Wie sieht es nun mit der unternehmerischen Prägung der Familie aus? In Hayeks Definition des Unternehmers fällt doch auf, dass diesen wohl ein ziemlich unbeirrbarer Geist prägt, unabhängig von der Meinung anderer, durchsetzungsstark und visionär. Man könnte diese Eigenschaften auch anders benennen, nämlich eher egozentriert, wenig teamfähig und unfähig sich von außen gesetzten Regeln zu beugen. In Unternehmerfamilien tendiert man dazu seine Vorfahren mit der positiveren Brille zu betrachten. So werden die Geschichten zu Abenteuererzählungen und das Scheitern zu notwendigen Zutaten, die den Spannungsbogen erhalten.

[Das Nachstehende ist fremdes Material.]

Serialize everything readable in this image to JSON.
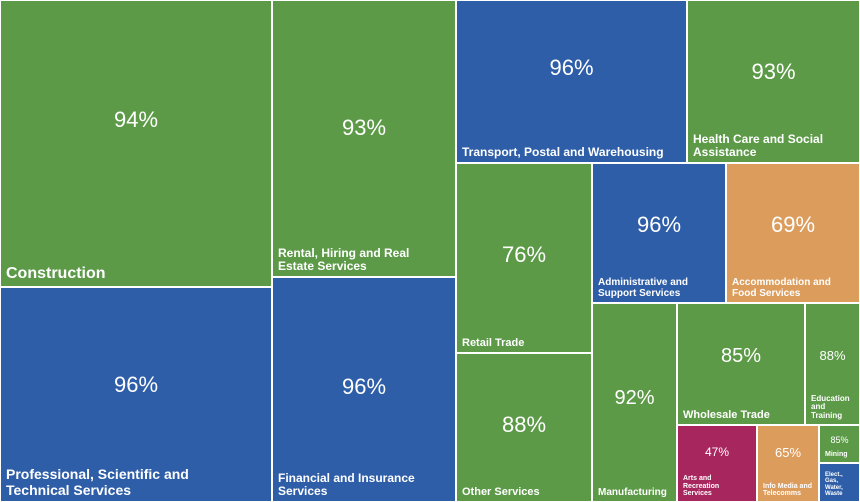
{
  "chart_data": {
    "type": "treemap",
    "value_unit": "%",
    "colors": {
      "green": "#5c9a48",
      "blue": "#2e5ea8",
      "orange": "#dc9c5c",
      "magenta": "#a8265e"
    },
    "items": [
      {
        "label": "Construction",
        "value": "94%",
        "color": "green"
      },
      {
        "label": "Rental, Hiring and Real Estate Services",
        "value": "93%",
        "color": "green"
      },
      {
        "label": "Transport, Postal and Warehousing",
        "value": "96%",
        "color": "blue"
      },
      {
        "label": "Health Care and Social Assistance",
        "value": "93%",
        "color": "green"
      },
      {
        "label": "Professional, Scientific and Technical Services",
        "value": "96%",
        "color": "blue"
      },
      {
        "label": "Financial and Insurance Services",
        "value": "96%",
        "color": "blue"
      },
      {
        "label": "Retail Trade",
        "value": "76%",
        "color": "green"
      },
      {
        "label": "Administrative and Support Services",
        "value": "96%",
        "color": "blue"
      },
      {
        "label": "Accommodation and Food Services",
        "value": "69%",
        "color": "orange"
      },
      {
        "label": "Other Services",
        "value": "88%",
        "color": "green"
      },
      {
        "label": "Manufacturing",
        "value": "92%",
        "color": "green"
      },
      {
        "label": "Wholesale Trade",
        "value": "85%",
        "color": "green"
      },
      {
        "label": "Education and Training",
        "value": "88%",
        "color": "green"
      },
      {
        "label": "Arts and Recreation Services",
        "value": "47%",
        "color": "magenta"
      },
      {
        "label": "Info Media and Telecomms",
        "value": "65%",
        "color": "orange"
      },
      {
        "label": "Mining",
        "value": "85%",
        "color": "green"
      },
      {
        "label": "Elect., Gas, Water, Waste",
        "value": "",
        "color": "blue"
      }
    ]
  }
}
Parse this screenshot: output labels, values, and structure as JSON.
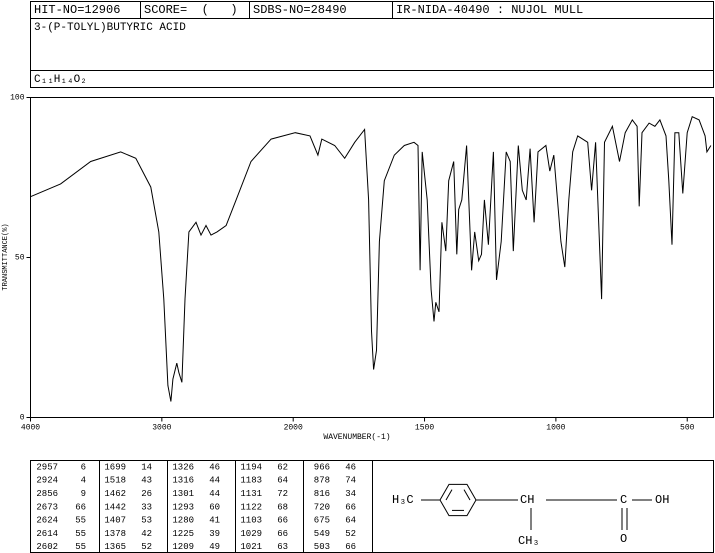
{
  "header": {
    "hit_no": "HIT-NO=12906",
    "score": "SCORE=  (   )",
    "sdbs_no": "SDBS-NO=28490",
    "ir_id": "IR-NIDA-40490 : NUJOL MULL",
    "name": "3-(P-TOLYL)BUTYRIC ACID",
    "formula": "C₁₁H₁₄O₂"
  },
  "chart_data": {
    "type": "line",
    "color": "#000000",
    "xlabel": "WAVENUMBER(-1)",
    "ylabel": "TRANSMITTANCE(%)",
    "x": [
      4000,
      3771,
      3542,
      3313,
      3198,
      3084,
      3023,
      2985,
      2954,
      2931,
      2916,
      2886,
      2870,
      2847,
      2824,
      2794,
      2740,
      2702,
      2664,
      2626,
      2580,
      2511,
      2435,
      2321,
      2168,
      1992,
      1936,
      1906,
      1891,
      1842,
      1804,
      1766,
      1728,
      1713,
      1702,
      1694,
      1683,
      1672,
      1653,
      1615,
      1577,
      1540,
      1525,
      1517,
      1509,
      1490,
      1475,
      1464,
      1457,
      1445,
      1434,
      1419,
      1408,
      1389,
      1377,
      1370,
      1358,
      1340,
      1321,
      1309,
      1294,
      1283,
      1272,
      1257,
      1238,
      1226,
      1208,
      1189,
      1174,
      1162,
      1143,
      1128,
      1113,
      1098,
      1083,
      1068,
      1038,
      1023,
      1008,
      981,
      966,
      951,
      936,
      917,
      879,
      864,
      849,
      826,
      815,
      785,
      758,
      736,
      709,
      691,
      683,
      672,
      645,
      623,
      604,
      581,
      570,
      558,
      547,
      532,
      517,
      500,
      481,
      455,
      432,
      425,
      410
    ],
    "values": [
      69,
      73,
      80,
      83,
      81,
      72,
      58,
      37,
      10,
      5,
      12,
      17,
      14,
      11,
      37,
      58,
      61,
      57,
      60,
      57,
      58,
      60,
      68,
      80,
      87,
      89,
      88,
      82,
      87,
      85,
      81,
      86,
      90,
      68,
      27,
      15,
      21,
      55,
      74,
      82,
      85,
      86,
      85,
      46,
      83,
      68,
      40,
      30,
      36,
      33,
      61,
      52,
      74,
      80,
      51,
      65,
      68,
      85,
      46,
      58,
      49,
      51,
      68,
      54,
      83,
      43,
      55,
      83,
      80,
      52,
      85,
      71,
      68,
      84,
      61,
      83,
      85,
      77,
      82,
      55,
      47,
      68,
      83,
      88,
      86,
      71,
      86,
      37,
      86,
      91,
      80,
      89,
      93,
      91,
      66,
      89,
      92,
      91,
      93,
      88,
      74,
      54,
      89,
      89,
      70,
      89,
      94,
      93,
      88,
      83,
      85
    ],
    "xlim": [
      4000,
      400
    ],
    "ylim": [
      0,
      100
    ],
    "xticks": [
      4000,
      3000,
      2000,
      1500,
      1000,
      500
    ],
    "yticks": [
      0,
      50,
      100
    ]
  },
  "peak_table": [
    [
      [
        2957,
        6
      ],
      [
        2924,
        4
      ],
      [
        2856,
        9
      ],
      [
        2673,
        66
      ],
      [
        2624,
        55
      ],
      [
        2614,
        55
      ],
      [
        2602,
        55
      ]
    ],
    [
      [
        1699,
        14
      ],
      [
        1518,
        43
      ],
      [
        1462,
        26
      ],
      [
        1442,
        33
      ],
      [
        1407,
        53
      ],
      [
        1378,
        42
      ],
      [
        1365,
        52
      ]
    ],
    [
      [
        1326,
        46
      ],
      [
        1316,
        44
      ],
      [
        1301,
        44
      ],
      [
        1293,
        60
      ],
      [
        1280,
        41
      ],
      [
        1225,
        39
      ],
      [
        1209,
        49
      ]
    ],
    [
      [
        1194,
        62
      ],
      [
        1183,
        64
      ],
      [
        1131,
        72
      ],
      [
        1122,
        68
      ],
      [
        1103,
        66
      ],
      [
        1029,
        66
      ],
      [
        1021,
        63
      ]
    ],
    [
      [
        966,
        46
      ],
      [
        878,
        74
      ],
      [
        816,
        34
      ],
      [
        720,
        66
      ],
      [
        675,
        64
      ],
      [
        549,
        52
      ],
      [
        503,
        66
      ]
    ]
  ],
  "structure": {
    "methyl_left": "H₃C",
    "ch": "CH",
    "carbon": "C",
    "hydroxyl": "OH",
    "methyl_branch": "CH₃",
    "oxygen": "O"
  }
}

Der Generationenwechsel: Vom Akteur zum Begleiter

Was aber, wenn das Unternehmen im Laufe der Zeit wächst und die einzelnen handelnden Personen notgedrungen in den Hintergrund treten, um einer stabileren Organisation Platz zu machen? Die positiv tradierten Vorbilder finden in einer festen Struktur keinen Platz, sie stören sogar. In unserer Familie hat der klassische Unternehmer vier Generationen bestimmt und geprägt, immerhin eine Generation länger als viele, auch internationale Sprichwörter wie „From clogs to clogs in three generations“ prognostizieren. Es war der letzten unternehmerisch aktiven Generation meiner Familie in weiser Voraussicht viel daran gelegen, das Unternehmen zwar mit einem klaren Kompass auszustatten, aber unabhängig von zu starken familiären Persönlichkeiten zu machen. Die Suche nach externen Managern, die zwar den Wertekanon und die inhaltliche Ausrichtung übernehmen, sonst aber frei agieren, hat sich als überaus erfolgreich gelungen herausgestellt. Die Zusammenarbeit mit den auch von Familienmitgliedern besetzten Gremien entwickelt sich vertrauensvoll und fruchtbar.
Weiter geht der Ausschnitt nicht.